One key regulatory element in Bartonella henselae is the Bartonella regulatory transcripts (Brts), a family of sRNAs that play a role in biofilm formation. These sRNAs are highly conserved and transcribed at high levels, suggesting their importance in bacterial regulation. The Brt sRNAs are thought to function as riboswitches or RNA thermometers, which regulate downstream genes in response to environmental conditions. For example, the Brt1 sRNA has been shown to interact with mRNAs coding for surface adhesins and transcription factors, influencing biofilm formation.

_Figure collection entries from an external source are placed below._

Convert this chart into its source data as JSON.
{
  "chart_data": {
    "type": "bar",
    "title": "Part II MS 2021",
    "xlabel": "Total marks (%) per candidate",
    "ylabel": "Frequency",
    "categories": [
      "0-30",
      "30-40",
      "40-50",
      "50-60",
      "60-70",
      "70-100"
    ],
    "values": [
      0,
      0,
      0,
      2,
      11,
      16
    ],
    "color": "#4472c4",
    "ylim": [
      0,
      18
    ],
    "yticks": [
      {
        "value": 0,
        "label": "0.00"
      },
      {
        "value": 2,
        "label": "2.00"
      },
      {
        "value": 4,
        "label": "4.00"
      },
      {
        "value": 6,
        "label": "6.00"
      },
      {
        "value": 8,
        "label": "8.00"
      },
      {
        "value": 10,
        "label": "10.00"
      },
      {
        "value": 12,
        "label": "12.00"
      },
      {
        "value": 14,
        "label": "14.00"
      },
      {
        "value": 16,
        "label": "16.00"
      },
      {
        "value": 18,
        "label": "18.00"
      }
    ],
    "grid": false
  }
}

In addition to sRNAs, the Trp proteins in Bartonella henselae are also involved in biofilm regulation. Trp1, a transcription factor, binds to the promoter region of the badA gene, regulating its expression and influencing biofilm formation. The expression of Trp1 and other Trp proteins is upregulated in biofilm cells, suggesting their role in biofilm development.

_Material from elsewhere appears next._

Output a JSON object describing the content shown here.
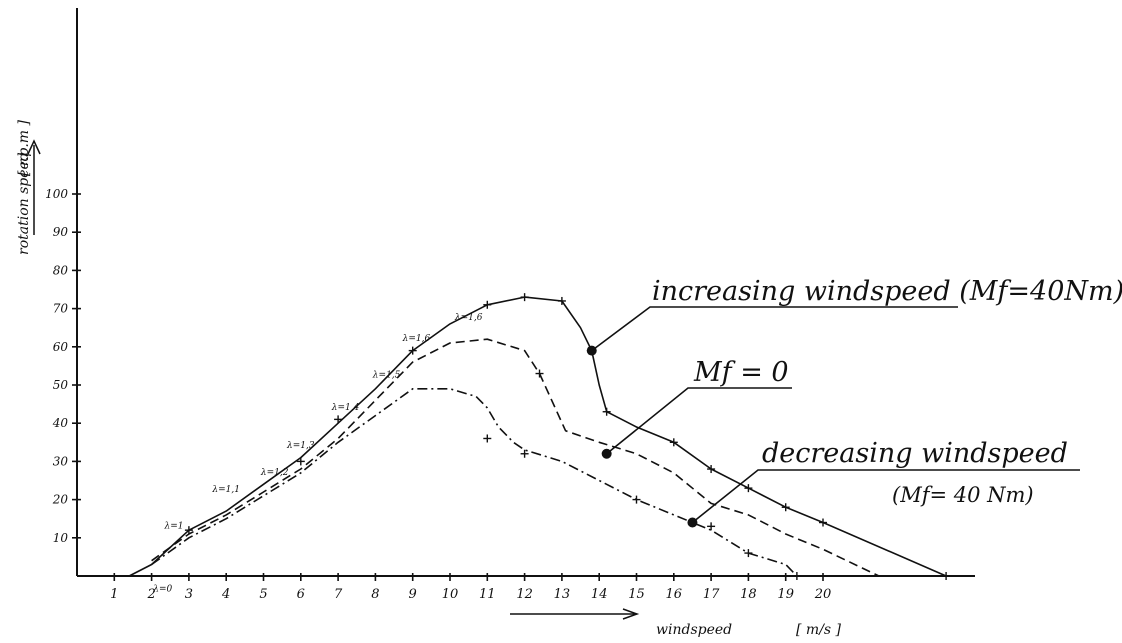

The regulatory network controlling biofilm formation in Bartonella henselae is complex and involves multiple layers of regulation. The interplay between sRNAs, transcription factors, and environmental conditions determines the bacterium's ability to form and maintain biofilms.

Environmental and Host Factors Influencing Biofilm Formation

The formation and persistence of Bartonella henselae biofilms are influenced by various environmental and host factors. In the flea host, Bartonella henselae forms biofilms in the gut and fecal matter, which helps the bacteria survive and replicate. The presence of heme in the flea gut and feces affects biofilm formation, with high heme concentrations influencing gene expression and biofilm stability.

In mammalian hosts, biofilms contribute to chronic infections and resistance to treatment. Bartonella henselae biofilms are resistant to antibiotics and host immune responses, making infections difficult to treat. The ability of Bartonella henselae to form biofilms in different environments, including the flea and mammalian hosts, underscores its adaptability and persistence.

Conclusion

Bartonella henselae's ability to form biofilms plays a crucial role in its pathogenicity and persistence in both vector and host environments. The complex interplay between genetic regulation, environmental conditions, and host factors influences biofilm formation and contributes to the difficulty of treating Bartonella henselae infections. Understanding the mechanisms of biofilm formation and regulation in Bartonella henselae is essential for developing more effective treatments and addressing the challenges associated with chronic and difficult-to-treat infections. Continued research into the genetic and environmental factors influencing biofilm formation will provide valuable insights into the pathogenesis of Bartonella henselae and other biofilm-forming bacteria.

References

1. Okaro U., et al. What is in a cat scratch? Growth of bartonella henselae in a biofilm. Microorganisms. 2021, 9 (4): 835.
2. Raghunathan D., et al. SadA, a trimeric autotransporter from Salmonella enterica serovar Typhimurium, can promote biofilm formation and provides limited protection against infection. Infection and Immunity. 2011, 79 (11): 4342-4352.
3. Riess T., et al. Analysis of Bartonella adhesin A expression reveals differences between various B. henselae strains. Infection and Immunity. 2007, 75 (1): 35-43.
4. Okaro U., et al. A non-coding RNA controls transcription of a gene encoding a DNA binding protein that modulates biofilm development in Bartonella henselae. Microbial Pathogenesis. 2020, 147: 104272.